VIII. O Homem.

A. O corpo e a alma.


1. A alma, forma substancial do corpo.

Continuando o estudo dos seres criados, vamos tratar, depois dos Anjos, do homem.

O homem não é, como os Anjos, um ser puramente espiritual. Tem um corpo, material, extenso, composto de partes diferenciadas. Esse corpo não é um simples agregado acidental das partes que o compõem. Uma observação atenta da nossa maneira de ser convence-nos de que ele tem unidade substancial. Sou eu, por exemplo, que me nutro, sou eu que me movo, sou eu que sinto; é a mim que dói quando me magôo na mão, e não à mão que magoei. São meus todos os órgãos do meu corpo, meus todos os atos que eles executam. Sou eu que existo, em mim mesmo, plenamente; é para a minha vida que estão dispostas todas as partes do corpo; sou, no sentido que a palavra tem em metafísica, uma substância.

Ora, já o vimos na ontologia, há em todas as substâncias materiais, e portanto também no homem, um princípio que determina a matéria ao modo de existência que tem, de preferência a qualquer outro: uma forma substancial. Essa forma rege a disposição das partes no todo, a existência deste e a sua atividade. No homem, e em todos os seres vivos, a forma substancial chama-se alma. A alma pode portanto definir-se, em metafísica, como a forma substancial dum corpo vivo.

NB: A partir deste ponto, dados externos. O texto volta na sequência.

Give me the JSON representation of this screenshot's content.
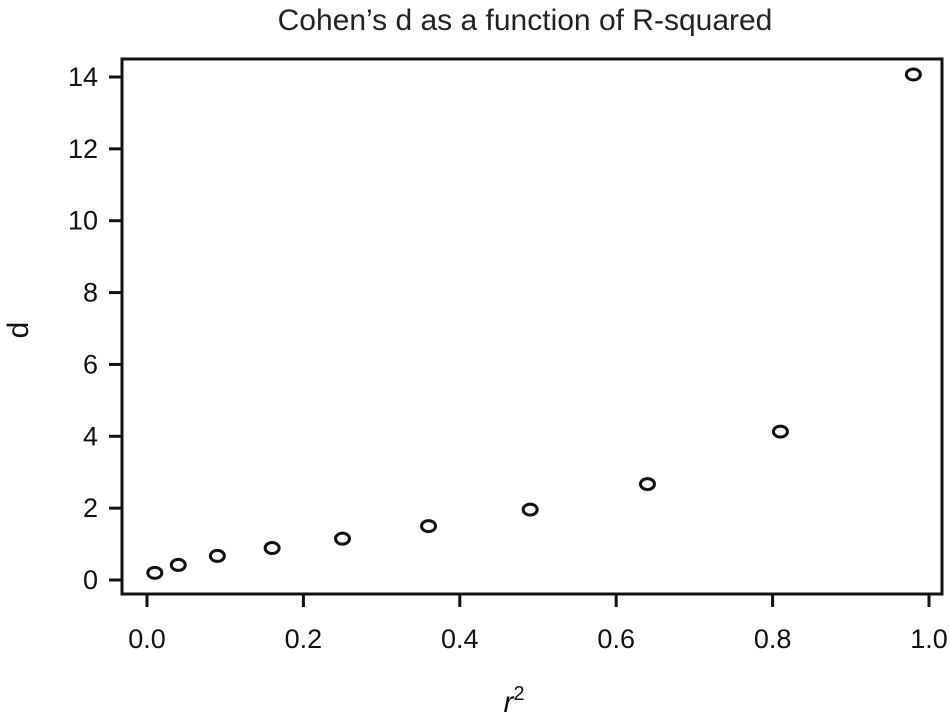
{
  "chart_data": {
    "type": "scatter",
    "title": "Cohen’s d as a function of R-squared",
    "xlabel": "r",
    "xlabel_superscript": "2",
    "ylabel": "d",
    "xlim": [
      0.0,
      1.0
    ],
    "ylim": [
      0,
      14
    ],
    "xticks": [
      "0.0",
      "0.2",
      "0.4",
      "0.6",
      "0.8",
      "1.0"
    ],
    "yticks": [
      "0",
      "2",
      "4",
      "6",
      "8",
      "10",
      "12",
      "14"
    ],
    "grid": false,
    "marker": "open-circle",
    "series": [
      {
        "x": [
          0.01,
          0.04,
          0.09,
          0.16,
          0.25,
          0.36,
          0.49,
          0.64,
          0.81,
          0.98
        ],
        "y": [
          0.2,
          0.42,
          0.67,
          0.89,
          1.15,
          1.5,
          1.96,
          2.67,
          4.13,
          14.07
        ]
      }
    ]
  }
}
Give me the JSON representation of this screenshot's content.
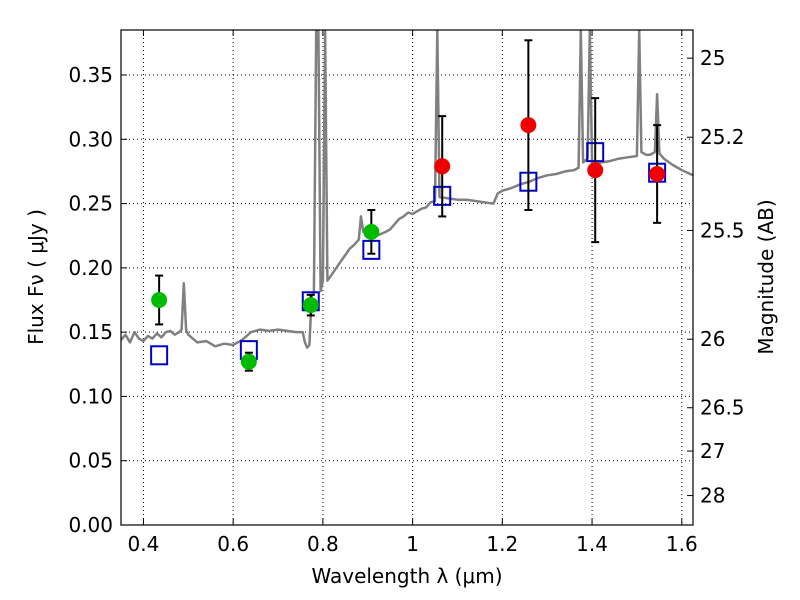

Vistas assim as coisas, não se põe o problema da união da alma e do corpo, que tantos sistemas filosóficos têm tentado resolver, sem resultado. A alma e o corpo não são dois seres distintos; são princípios distintos do mesmo ser. Não há dum lado a alma, do outro um corpo com existência separada da da alma. Sem a alma, não há um corpo; há a matéria que compôs, ou vai compor, um corpo humano, mas dominada por outras formas, constituindo outras substâncias. Um cadáver não é um corpo humano; é um agregado acidental de células, sem unidade essencial. Cada uma das suas partes segue a sua evolução própria, independentemente das outras, sem se subordinar a nenhuma lei que regule o conjunto. É a alma o princípio de unidade do corpo humano; é elemento indispensável à sua existência como corpo; a da sua união ao corpo é questão que não existe.

Devemos entender que a alma é a única forma substancial do homem; nem pode, como já vimos, haver num mesmo ser várias formas substanciais. É a alma que se une diretamente à matéria do corpo, e rege toda a sua atividade, tanto no que é propriamente humano como no que é comum às plantas e aos animais. As próprias formas dos elementos químicos que constituem o corpo desaparecem como formas autônomas. Subsistem virtualmente, pelas suas qualidades, integradas na disposição do conjunto; mas é à lei deste que os elementos se subordinam, lei, de resto, que engloba a sua lei própria, e não os violenta.

A forma duma substância material é tanto mais complexa quanto mais perfeita esta é. É uma síntese, de que são elementos constituintes as leis das substâncias de ordem inferior que nela se reúnem. Tem todas as perfeições que existem nas destas últimas, e outras perfeições que, como todo, lhe são próprias. No formarem todas essas perfeições um só feixe, ordenado para um só fim, constituindo um só ser, está a unidade da substância, que exige evidentemente a do seu principio de existência, da forma substancial.

Nada impede, pelo contrário, que haja no homem várias formas acidentais. A alma propriamente dita dispõe a matéria do corpo em tudo o que é exigido pela sua essência de homem. O que é indiferente a essa essência, estatura, cor, saúde, gênio, etc., é acidente, e determinado por formas secundárias, distintas da alma, e inerentes a ela ou ao conjunto alma e corpo.

Esta teoria da alma forma substancial do corpo é de Aristóteles. S. Tomás retoma-a, desenvolve-a e completa-a; e condensa-a nesta expressão lapidar: a alma é o princípio "pelo qual o homem existe, e é corpo, ser vivo, animal e homem" [75].